If you see something,…

Today’s Bizarro, with a play on the slogan “If you see something, say something”, plus the opposition of PRS see and PST saw, plus the homophony of PST saw (of SEE) and BSE/PRS saw (of SAW), plus the idiomatic name see-saw / seesaw (aka teeter-totter):

(#1)

(If you’re puzzled by the odd symbols in the cartoon — Dan Piraro says there are 6 in this strip — see this Page.)

From Piraro on his site:

Sometime after 9/11 (the infamously tragic one, not the one two months ago) the New York City Metropolitan Transit Agency (the folks that run the buses and subways) started a public safety campaign urging citizens to report suspicious behavior with the slogan, “If you see something, say something”. The campaign was later adopted by the U.S. Department of Homeland Security and used nationally. A longtime Bizarro Jazz Pickle [presumably Imad Libbus] suggested turning the phrase to what is displayed on the sign above. It made me chuckle, so I turned it into this cartoon. As a tip of the hat to the contributor, I named the sawmill after him.

Two different uses of the slogan. One here:

(#2)

This is the NYC version, and it (quite reasonably) asks people to report unattended packages, briefcases, backpacks, etc.

And one here:

(#3)

This is the Homeland Security version, and it asks people to report “suspicious activity”, though nowhere that I have found does the agency explain what might count as suspicious activity. So people plug in their own ideas of what’s suspicious; for many, this turns out to include:

(1) anyone who strikes them as looking Arab or Muslim (few Americans distinguish these, or see any reason why they should), either by physical appearance, clothing, or behavior (saying prayers, for example);

(2) anyone speaking a language that sounds to them like Arabic;

(3) anyone writing in a script that strikes them as looking like Arabic writing.

The idea is that Arabs / Muslims are intrinsically suspicious, all potential terrorists (especially adult men).  So we get airline passengers reporting as suspicious fellow passengers who look Arab / Muslim, are speaking Arabic (or something similar) to one another or on the phone, or are writing something that looks like Arabic script.

At the extreme end of the scale, we get a passenger reporting an Italian-born American economist writing out differential equations.

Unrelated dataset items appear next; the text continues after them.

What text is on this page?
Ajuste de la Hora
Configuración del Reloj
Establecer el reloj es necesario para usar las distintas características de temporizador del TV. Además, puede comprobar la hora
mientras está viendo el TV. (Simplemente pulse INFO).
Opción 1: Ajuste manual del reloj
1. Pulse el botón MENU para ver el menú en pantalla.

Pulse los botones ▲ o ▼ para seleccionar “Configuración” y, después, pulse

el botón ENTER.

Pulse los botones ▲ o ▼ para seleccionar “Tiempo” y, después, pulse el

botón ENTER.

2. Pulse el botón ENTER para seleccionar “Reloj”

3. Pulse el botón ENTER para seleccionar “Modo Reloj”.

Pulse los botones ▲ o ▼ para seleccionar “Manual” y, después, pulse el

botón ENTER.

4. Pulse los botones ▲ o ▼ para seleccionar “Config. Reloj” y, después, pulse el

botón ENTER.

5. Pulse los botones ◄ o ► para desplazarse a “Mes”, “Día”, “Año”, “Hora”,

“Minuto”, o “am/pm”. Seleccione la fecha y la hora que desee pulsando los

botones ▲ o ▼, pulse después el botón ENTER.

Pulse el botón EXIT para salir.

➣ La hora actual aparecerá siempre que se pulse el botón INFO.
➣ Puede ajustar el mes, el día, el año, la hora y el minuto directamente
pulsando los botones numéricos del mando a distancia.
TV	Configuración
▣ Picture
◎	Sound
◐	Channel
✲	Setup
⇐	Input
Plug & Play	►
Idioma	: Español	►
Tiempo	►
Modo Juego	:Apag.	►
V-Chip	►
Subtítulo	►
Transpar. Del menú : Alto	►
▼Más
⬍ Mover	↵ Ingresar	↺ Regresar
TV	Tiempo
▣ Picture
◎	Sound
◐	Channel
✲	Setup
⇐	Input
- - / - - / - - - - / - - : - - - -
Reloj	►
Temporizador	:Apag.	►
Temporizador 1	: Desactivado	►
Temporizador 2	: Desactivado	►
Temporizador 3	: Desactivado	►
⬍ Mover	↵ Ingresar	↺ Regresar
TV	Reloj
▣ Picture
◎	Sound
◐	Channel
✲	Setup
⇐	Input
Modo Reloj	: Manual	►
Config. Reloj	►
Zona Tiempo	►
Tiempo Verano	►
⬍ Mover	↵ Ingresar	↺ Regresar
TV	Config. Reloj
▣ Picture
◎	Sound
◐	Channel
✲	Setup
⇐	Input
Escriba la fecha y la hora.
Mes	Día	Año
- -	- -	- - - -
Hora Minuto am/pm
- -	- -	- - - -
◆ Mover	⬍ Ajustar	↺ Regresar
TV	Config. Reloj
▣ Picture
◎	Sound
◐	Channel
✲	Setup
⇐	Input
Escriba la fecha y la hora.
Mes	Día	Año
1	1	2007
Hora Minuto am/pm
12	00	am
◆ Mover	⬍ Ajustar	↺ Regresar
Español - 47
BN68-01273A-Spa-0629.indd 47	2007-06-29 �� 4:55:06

Well, he had a dark complexion (like so many from the Mediterranean basin) and he was writing in a weird script, so he had to be taken off the plane and questioned.

As far as I can see, Homeland Security has done absolutely nothing in the direction of saying, publicly, that Arabs, Muslims, Middle Easterners, etc. are not by definition suspicious, and that using Arabic, in speech or in writing, is not in itself a suspicious activity. (Quite possibly many administrators and agents themselves privately subscribe to the idea that these things are in fact suspicious.)

Meanwhile, a surprising number of Americans seem to find the use of Spanish in public to be threatening, and therefore suspicious.

And, of course, an enormous number of Americans (including a great many police officers) judge a black man walking (or, worse, running, or driving a good car) in a “nice” mostly white neighborhood to be suspicious. By now, I think all of the black male Stanford colleagues that I know personally have been stopped by the police for questioning at least once, some on multiple occasions, and a few subjected to long grillings that they had to endure with subservient equanimity. Sometimes a householder called the cops to report “suspicious activity”, sometimes the cops took this identification on themselves.

I don’t know how these things play out for Turks and Turkish Americans (who are mostly Muslims but not Arabs) or Greeks and Greek Americans (who are neither but are often physically similar to Turks and like Turks, speak a “funny language”, though with no relationship to Arabic). Christian Arabs (about 10% of the Arab population) presumably just get swept in with those dangerous Muslim Arabs, while Indonesians (who are mostly Muslims but “look Asian” rather than Middle Eastern) largely escape suspicion, I assume.

Gay people seem to be reported for “suspicious activity” when they are cruising in public, but otherwise are reported for “offensive behavior”, like public displays of affection. Still, those displays can get you into trouble with airlines (because lots of people object to them) or police on the street.

All things considered, I have a lot of trouble believing that Homeland Security’s hazy SEE/SAY campaign is at all effective in protecting us from terrorism, any more than shoeless airport inspections are. But as a device for demonizing and harrassing certain groups, the campaign no doubt works a treat.